Today Blyth has a major industry because of Howson and Howson Limited, which only came to Blyth after fire destroyed their mill in Wingham in 1949. That mill had a huge mill pond that Wingham residents got used to using for fishing, boating and recreation, even after the mill disappeared.
One of the communities that only existed because of its mills was Benmiller. I remember developing a friendship with the artist Jack McLaren who lived there in the 1970s. He was vocally opposed to the purchase of the old woolen mill and the old grist mill by a London millionaire who turned both into the Benmiller Inn. Both had been waterpowered and surrounded a mill pond. The developer harnessed the water power of the former grist mill to provide electricity for his development.
Water-powered mills have a close relationship with my past. When I was a teenager, my parents finally turned over our farm to my sister and her husband and purchased a house in Lucknow which had been owned by a milling family before the whole family was tragically killed in a car accident.
The house was part of a water-powered mill property, with its own mill pond and a sawmill powered by the water. Originally there were two mills in the same building, including a feed mill. We got used to swimming in the mill pond, as did other young people. One night, some of the teenaged boys apparently got the idea that setting fire to the mill would be great fun. The fire burned the building down. Soon those using the mill pond got the idea that taking the boards out of the mill’s dam would be fun, so they did, and the old pond disappeared.
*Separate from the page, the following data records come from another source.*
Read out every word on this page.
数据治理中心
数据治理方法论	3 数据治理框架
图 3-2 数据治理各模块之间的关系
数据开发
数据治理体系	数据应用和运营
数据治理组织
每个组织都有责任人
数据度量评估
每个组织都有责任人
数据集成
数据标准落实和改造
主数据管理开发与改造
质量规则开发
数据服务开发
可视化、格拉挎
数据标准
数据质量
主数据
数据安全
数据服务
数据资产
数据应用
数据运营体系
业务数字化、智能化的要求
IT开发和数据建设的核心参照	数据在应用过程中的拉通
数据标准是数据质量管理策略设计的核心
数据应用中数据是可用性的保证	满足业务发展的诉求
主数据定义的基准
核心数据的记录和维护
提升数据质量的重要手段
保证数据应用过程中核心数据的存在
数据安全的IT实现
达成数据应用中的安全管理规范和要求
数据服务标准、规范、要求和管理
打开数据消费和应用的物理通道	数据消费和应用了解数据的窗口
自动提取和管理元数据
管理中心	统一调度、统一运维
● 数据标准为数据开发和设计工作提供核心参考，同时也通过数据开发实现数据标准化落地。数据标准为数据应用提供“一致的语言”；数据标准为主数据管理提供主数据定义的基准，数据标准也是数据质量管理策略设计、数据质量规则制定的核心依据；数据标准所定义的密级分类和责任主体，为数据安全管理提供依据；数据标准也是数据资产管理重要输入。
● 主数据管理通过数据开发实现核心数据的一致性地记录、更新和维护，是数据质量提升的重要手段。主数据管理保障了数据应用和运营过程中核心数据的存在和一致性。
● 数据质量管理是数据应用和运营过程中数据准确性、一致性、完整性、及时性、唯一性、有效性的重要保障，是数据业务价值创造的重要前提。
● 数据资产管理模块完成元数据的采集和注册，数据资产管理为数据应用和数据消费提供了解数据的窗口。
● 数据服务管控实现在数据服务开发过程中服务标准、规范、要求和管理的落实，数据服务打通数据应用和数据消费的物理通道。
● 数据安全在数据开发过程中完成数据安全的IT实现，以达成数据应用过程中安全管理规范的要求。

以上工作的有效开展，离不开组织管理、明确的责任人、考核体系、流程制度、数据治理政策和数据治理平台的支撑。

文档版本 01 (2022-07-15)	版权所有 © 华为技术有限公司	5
Though the Nine Mile River that flowed through Lucknow was far smaller than the Maitland, Lucknow had other mills that depended on water power. A larger dam created Trealeven’s Pond and generated power to run Trealeven’s Mill, which, at one time, both created feed for farm animals (for which my family used the mill) and flour. Downstream from our mill property was Anderson Flax Products which, in those days, milled flax from their own and other farmers’ flax crops.
So a museum about water-powered mills, such as the proposal for Logan’s Mill in Brussels, would be a good memorial for one of the prime factors in the development of our towns and villages. The mill was built in 1859. It survived two fires but eventually closed in 1965 and has sat vacant ever since.
Nearly all the other water-powered mills have disappeared, along with the communities that they helped to grow. Some of the towns that began because of water-powered mills have grown because of other industries that grew up, like the factories that took advantage of the multitude of trees cut in order to make farming possible; I’m thinking of Kincardine and Listowel and similar factories that, at one time, made western Ontario synonymous with furniture production. It was milling that supported Sir. Anthony Van Egmond, of Egmondville, for instance, before he died in jail after attempting to lead the forces of William Lyon Mackenzie in the rebellion of 1837.
In our age when we are used to electricity that comes from the nuclear power plant at Bruce Power or gigantic wind mills along Lake Huron or east of Seaforth, water power seems like such a forgotten part of history. A museum at Logan’s Mill would be a good reminder of our past and the way towns developed.
Life is rapidly changing with small, local stores closing and people travelling further to shop at internationally-owned super stores. We need reminders of why the communities we now live in are where they are.